I don't react well to stings at the best of times. Bits swell up and throb. But being starkers brought an unimagined sense of vulnerability. After ducking at two low passes, I spotted it making a 360 degree stall turn round the ceiling light and made a dash for my dressing gown, cascading water all over the carpet. A dressing gown might not offer much protection, but if I was going to be discovered swollen and throbbing on the floor, it seemed a good idea.

I never got there; the bastard came at me from three o'clock out of the sun, and it was only through a desperate, lucky reflex that I caught it a glancing blow with the Autumn/Winter Scotland in Trust magazine, sending it spinning against the model of a Polynesian proa.

It recovered before I could get to it, its engine revving up an octave, and homed in on its large, pink target with single-minded ferocity.
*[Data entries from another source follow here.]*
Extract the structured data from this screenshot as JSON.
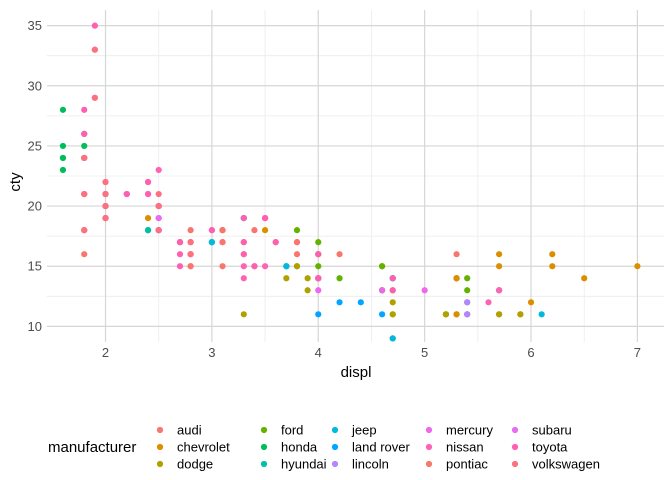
{
  "chart_data": {
    "type": "scatter",
    "xlabel": "displ",
    "ylabel": "cty",
    "xlim": [
      1.45,
      7.25
    ],
    "ylim": [
      8.7,
      36.3
    ],
    "xticks": [
      2,
      3,
      4,
      5,
      6,
      7
    ],
    "yticks": [
      10,
      15,
      20,
      25,
      30,
      35
    ],
    "grid": true,
    "legend": {
      "title": "manufacturer",
      "position": "bottom",
      "columns": 5
    },
    "series": [
      {
        "name": "audi",
        "color": "#F8766D",
        "points": [
          [
            1.8,
            18
          ],
          [
            1.8,
            21
          ],
          [
            2.0,
            20
          ],
          [
            2.0,
            21
          ],
          [
            2.8,
            16
          ],
          [
            2.8,
            18
          ],
          [
            3.1,
            18
          ],
          [
            1.8,
            18
          ],
          [
            1.8,
            16
          ],
          [
            2.0,
            20
          ],
          [
            2.0,
            19
          ],
          [
            2.8,
            15
          ],
          [
            2.8,
            17
          ],
          [
            3.1,
            17
          ],
          [
            3.1,
            15
          ],
          [
            2.8,
            15
          ],
          [
            3.1,
            17
          ],
          [
            4.2,
            16
          ]
        ]
      },
      {
        "name": "chevrolet",
        "color": "#DB8E00",
        "points": [
          [
            5.3,
            14
          ],
          [
            5.3,
            11
          ],
          [
            5.3,
            14
          ],
          [
            5.7,
            13
          ],
          [
            6.0,
            12
          ],
          [
            5.7,
            16
          ],
          [
            5.7,
            15
          ],
          [
            6.2,
            16
          ],
          [
            6.2,
            15
          ],
          [
            7.0,
            15
          ],
          [
            5.3,
            14
          ],
          [
            5.3,
            11
          ],
          [
            5.7,
            11
          ],
          [
            6.5,
            14
          ],
          [
            2.4,
            19
          ],
          [
            2.4,
            22
          ],
          [
            3.1,
            18
          ],
          [
            3.5,
            18
          ],
          [
            3.6,
            17
          ]
        ]
      },
      {
        "name": "dodge",
        "color": "#AEA200",
        "points": [
          [
            2.4,
            18
          ],
          [
            3.0,
            17
          ],
          [
            3.3,
            16
          ],
          [
            3.3,
            17
          ],
          [
            3.8,
            15
          ],
          [
            3.8,
            15
          ],
          [
            4.0,
            16
          ],
          [
            3.7,
            15
          ],
          [
            3.7,
            14
          ],
          [
            3.9,
            13
          ],
          [
            3.9,
            14
          ],
          [
            4.7,
            14
          ],
          [
            4.7,
            11
          ],
          [
            4.7,
            11
          ],
          [
            5.2,
            11
          ],
          [
            5.2,
            11
          ],
          [
            5.7,
            11
          ],
          [
            5.9,
            11
          ],
          [
            4.7,
            12
          ],
          [
            4.7,
            9
          ],
          [
            4.7,
            13
          ],
          [
            5.2,
            11
          ],
          [
            5.9,
            11
          ],
          [
            3.3,
            11
          ]
        ]
      },
      {
        "name": "ford",
        "color": "#64B200",
        "points": [
          [
            4.0,
            14
          ],
          [
            4.0,
            15
          ],
          [
            4.0,
            17
          ],
          [
            4.2,
            14
          ],
          [
            4.6,
            13
          ],
          [
            4.6,
            15
          ],
          [
            5.4,
            11
          ],
          [
            5.4,
            12
          ],
          [
            4.6,
            13
          ],
          [
            5.4,
            14
          ],
          [
            3.8,
            18
          ],
          [
            4.0,
            16
          ],
          [
            4.6,
            15
          ],
          [
            5.4,
            13
          ]
        ]
      },
      {
        "name": "honda",
        "color": "#00BD5C",
        "points": [
          [
            1.6,
            28
          ],
          [
            1.6,
            24
          ],
          [
            1.6,
            25
          ],
          [
            1.6,
            23
          ],
          [
            1.6,
            24
          ],
          [
            1.8,
            26
          ],
          [
            1.8,
            25
          ],
          [
            1.8,
            24
          ],
          [
            2.0,
            21
          ]
        ]
      },
      {
        "name": "hyundai",
        "color": "#00C1A7",
        "points": [
          [
            2.4,
            18
          ],
          [
            2.4,
            18
          ],
          [
            2.5,
            18
          ],
          [
            2.0,
            19
          ],
          [
            2.0,
            20
          ],
          [
            2.7,
            17
          ],
          [
            3.3,
            19
          ],
          [
            3.0,
            17
          ],
          [
            3.7,
            15
          ],
          [
            2.0,
            21
          ]
        ]
      },
      {
        "name": "jeep",
        "color": "#00BADE",
        "points": [
          [
            3.0,
            17
          ],
          [
            3.7,
            15
          ],
          [
            4.0,
            14
          ],
          [
            4.7,
            14
          ],
          [
            4.7,
            9
          ],
          [
            4.7,
            14
          ],
          [
            5.7,
            13
          ],
          [
            6.1,
            11
          ],
          [
            3.3,
            19
          ]
        ]
      },
      {
        "name": "land rover",
        "color": "#00A6FF",
        "points": [
          [
            4.0,
            11
          ],
          [
            4.2,
            12
          ],
          [
            4.4,
            12
          ],
          [
            4.6,
            11
          ]
        ]
      },
      {
        "name": "lincoln",
        "color": "#B385FF",
        "points": [
          [
            5.4,
            11
          ],
          [
            5.4,
            12
          ],
          [
            5.4,
            11
          ]
        ]
      },
      {
        "name": "mercury",
        "color": "#EF67EB",
        "points": [
          [
            4.0,
            14
          ],
          [
            4.0,
            13
          ],
          [
            4.6,
            13
          ],
          [
            5.0,
            13
          ]
        ]
      },
      {
        "name": "nissan",
        "color": "#FF63B6",
        "points": [
          [
            2.4,
            21
          ],
          [
            2.5,
            20
          ],
          [
            3.5,
            19
          ],
          [
            3.5,
            19
          ],
          [
            3.8,
            17
          ],
          [
            2.5,
            23
          ],
          [
            3.3,
            14
          ],
          [
            3.5,
            15
          ],
          [
            5.6,
            12
          ],
          [
            5.7,
            13
          ],
          [
            4.0,
            14
          ],
          [
            3.3,
            15
          ],
          [
            2.5,
            18
          ]
        ]
      },
      {
        "name": "pontiac",
        "color": "#F8766D",
        "points": [
          [
            3.1,
            18
          ],
          [
            3.8,
            17
          ],
          [
            3.8,
            16
          ],
          [
            5.3,
            16
          ],
          [
            3.4,
            18
          ]
        ]
      },
      {
        "name": "subaru",
        "color": "#E76BF3",
        "points": [
          [
            2.5,
            18
          ],
          [
            2.5,
            20
          ],
          [
            2.5,
            19
          ],
          [
            2.5,
            18
          ],
          [
            2.2,
            21
          ],
          [
            2.5,
            19
          ],
          [
            2.5,
            20
          ],
          [
            2.5,
            18
          ],
          [
            2.0,
            20
          ],
          [
            2.0,
            21
          ],
          [
            2.0,
            19
          ],
          [
            2.2,
            21
          ]
        ]
      },
      {
        "name": "toyota",
        "color": "#FF5FB1",
        "points": [
          [
            2.7,
            16
          ],
          [
            2.7,
            15
          ],
          [
            2.7,
            17
          ],
          [
            3.4,
            15
          ],
          [
            3.4,
            15
          ],
          [
            4.0,
            14
          ],
          [
            4.7,
            13
          ],
          [
            2.2,
            21
          ],
          [
            2.4,
            22
          ],
          [
            3.0,
            18
          ],
          [
            3.5,
            19
          ],
          [
            1.8,
            26
          ],
          [
            1.8,
            28
          ],
          [
            1.8,
            24
          ],
          [
            1.9,
            29
          ],
          [
            1.9,
            33
          ],
          [
            1.9,
            35
          ],
          [
            3.0,
            18
          ],
          [
            3.3,
            19
          ],
          [
            3.3,
            17
          ],
          [
            3.3,
            16
          ],
          [
            2.7,
            17
          ],
          [
            4.0,
            16
          ],
          [
            4.7,
            14
          ],
          [
            2.4,
            21
          ],
          [
            3.6,
            17
          ]
        ]
      },
      {
        "name": "volkswagen",
        "color": "#FC717F",
        "points": [
          [
            2.0,
            21
          ],
          [
            2.0,
            19
          ],
          [
            2.0,
            22
          ],
          [
            2.8,
            17
          ],
          [
            2.8,
            16
          ],
          [
            1.8,
            21
          ],
          [
            1.8,
            18
          ],
          [
            2.5,
            21
          ],
          [
            2.8,
            16
          ],
          [
            1.9,
            29
          ],
          [
            2.0,
            21
          ],
          [
            2.5,
            20
          ],
          [
            1.9,
            33
          ],
          [
            2.0,
            22
          ],
          [
            2.8,
            17
          ],
          [
            1.8,
            24
          ],
          [
            1.8,
            24
          ],
          [
            2.0,
            19
          ],
          [
            2.0,
            20
          ],
          [
            2.5,
            18
          ],
          [
            2.5,
            20
          ],
          [
            1.8,
            21
          ]
        ]
      }
    ]
  }
}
The next few moments seem like a blur. I know my magazine arm was flailing like the paddles of a threshing machine, missing but stirring up the air enough to keep it at bay. Then it swung away to the far corner, roll-turned and came for me straight as a die, full throttle.

I had one chance, and I knew it. I held my fire until it was almost on me, and then unleashed an overarm swing that met it head-on. The wasp entered the bath like a bullet, just under the hot tap. I don't think it felt a thing. Unfortunately I took out a bottle of Badedas and the shaving gel on the follow through, and Scotland in Trust flew out of my hand into the water, but I'd pretty much read it anyway.

I'm sure Archimedes never had to put up with this sort of thing. I think I'm going to start bathing with my clothes on.